Abstracting existing things into male and female archetypes is a contrived concept.


How is it a contrived concept? Every concept is contrived from somewhere. The concept of male and female ultimately derives from the inherent dualism involved in existence. There is a left and there is a right, an up and a down. This is basic. Because Man and woman, the only creatures able to discover this fact, notice it, they deduce that there must be some essential relationship between left and right, up and down - a relationship dynamically similar to the complementarity of masculine and feminine.

From this basic deduction one moves toward the overall theory of masculine and feminine being involved in all essential processes in existence.




Also, man's sperm isn't the ultimate 'cause' of a child's birth, gestation is.

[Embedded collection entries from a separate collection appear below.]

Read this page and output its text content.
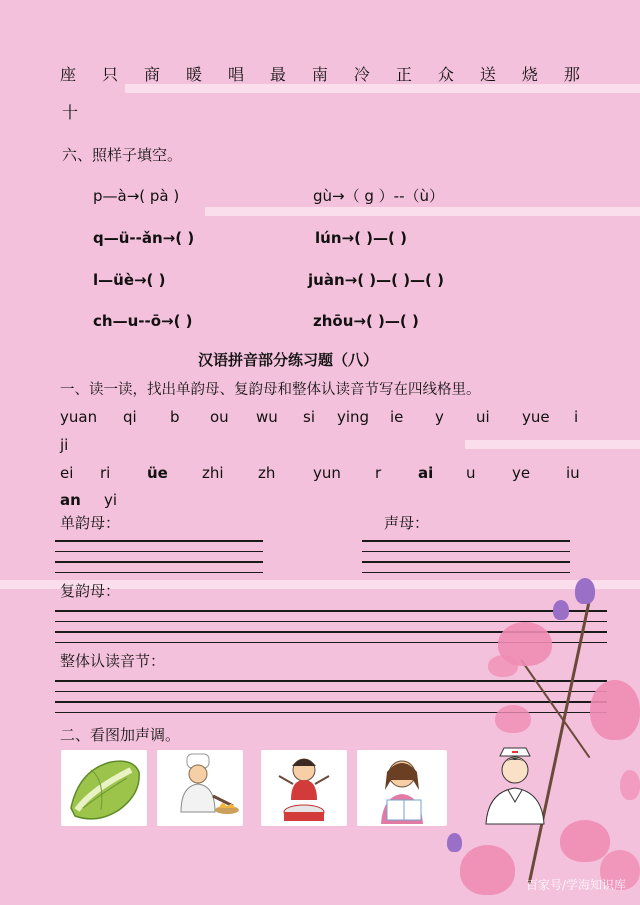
座 只 商 暖 唱 最 南 冷 正 众 送 烧 那
十
六、照样子填空。
p—à→( pà )	gù→（ g ）--（ù）
q—ü--ǎn→( )	lún→( )—( )
l—üè→( )	juàn→( )—( )—( )
ch—u--ō→( )	zhōu→( )—( )
汉语拼音部分练习题（八）
一、读一读，找出单韵母、复韵母和整体认读音节写在四线格里。
yuan qi b ou wu si ying ie y ui yue i
ji
ei ri üe zhi zh	yun r ai u ye iu
an yi
单韵母：	声母：
复韵母：
整体认读音节：
二、看图加声调。
百家号/学海知识库
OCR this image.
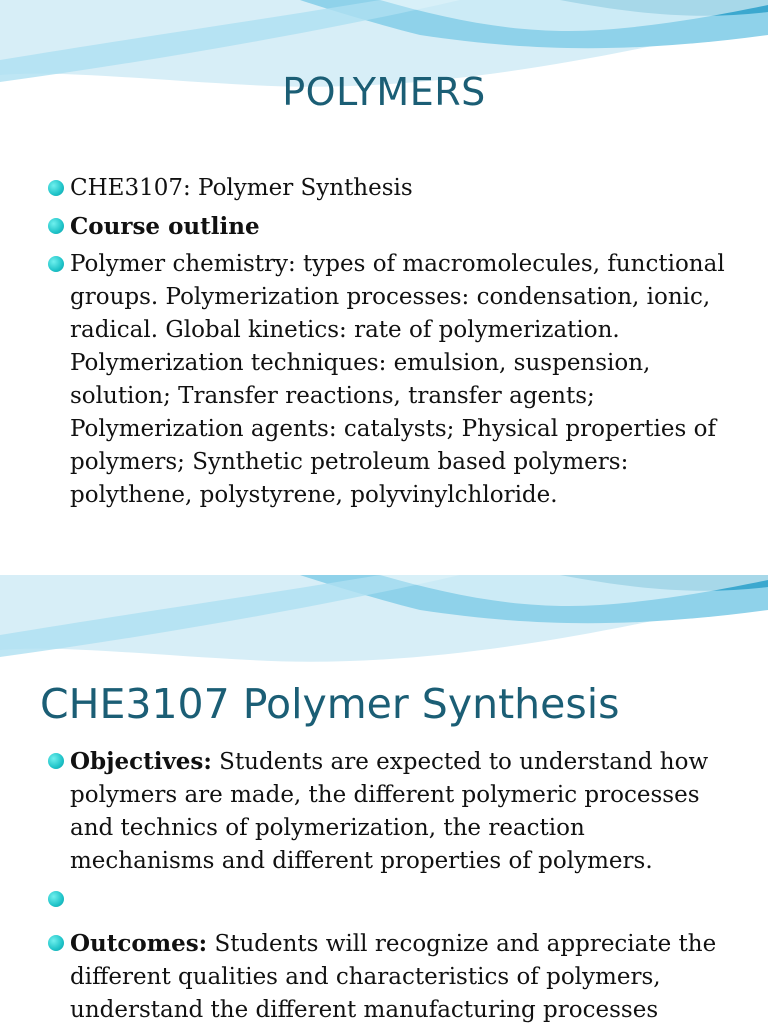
POLYMERS
CHE3107: Polymer Synthesis
Course outline
Polymer chemistry: types of macromolecules, functional groups. Polymerization processes: condensation, ionic, radical. Global kinetics: rate of polymerization. Polymerization techniques: emulsion, suspension, solution; Transfer reactions, transfer agents; Polymerization agents: catalysts; Physical properties of polymers; Synthetic petroleum based polymers: polythene, polystyrene, polyvinylchloride.
CHE3107 Polymer Synthesis
Objectives: Students are expected to understand how polymers are made, the different polymeric processes and technics of polymerization, the reaction mechanisms and different properties of polymers.
Outcomes: Students will recognize and appreciate the different qualities and characteristics of polymers, understand the different manufacturing processes
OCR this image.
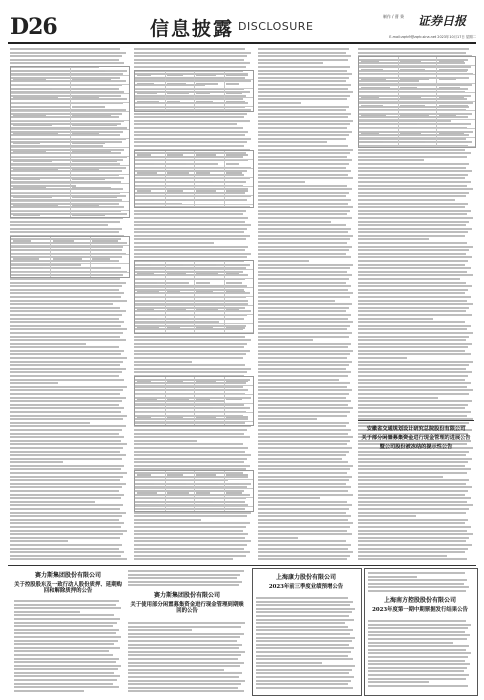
D26	信息披露 DISCLOSURE
制作 / 曹 秉 证券日报
E-mail:zqrb9@zqrb.sina.net 2023年10月17日 星期二
安徽省交通规划设计研究总院股份有限公司
关于部分闲置募集资金进行现金管理的进展公告
暨公司股份被冻结的提示性公告
赛力斯集团股份有限公司
关于控股股东及一致行动人股份质押、延期购回和解除质押的公告
赛力斯集团股份有限公司
关于使用部分闲置募集资金进行现金管理到期赎回的公告
上海康力股份有限公司
2023年前三季度业绩预增公告
上海南方控股股份有限公司
2023年度第一期中期票据发行结果公告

What I mean to say is, it is the sperm which actively leads to pregnation. It is the sperm - and not the egg - doing the acting. First, it is the sperm; the egg takes it in, and then gestation occurs. Gestation is the combination of the two processes, and indeed, together they are one and equal, but there is a linear connection between the sperm and the egg, and the sperm comes first in its activity.




I just fail to see how 'manifestation' is feminine,


This is actually a fairly basic concept of almost every metaphysical tradition the world over, from the neoplatonists to the Kabbalah, to Sufism and the Vedanta.

As said, the basic dynamic is male-female. As in the sperm preceding and being the activity prior to gestation, in mans head transcending the 'body' of the woman, which again refers in objective terms how the males 'consciousness' is transcendent, or outside the innerness of female gestation, or 'within' the body of the masculine (a womans head reaches a mans upper chest, on average). These are consistent metaphors for the same process and dynamic.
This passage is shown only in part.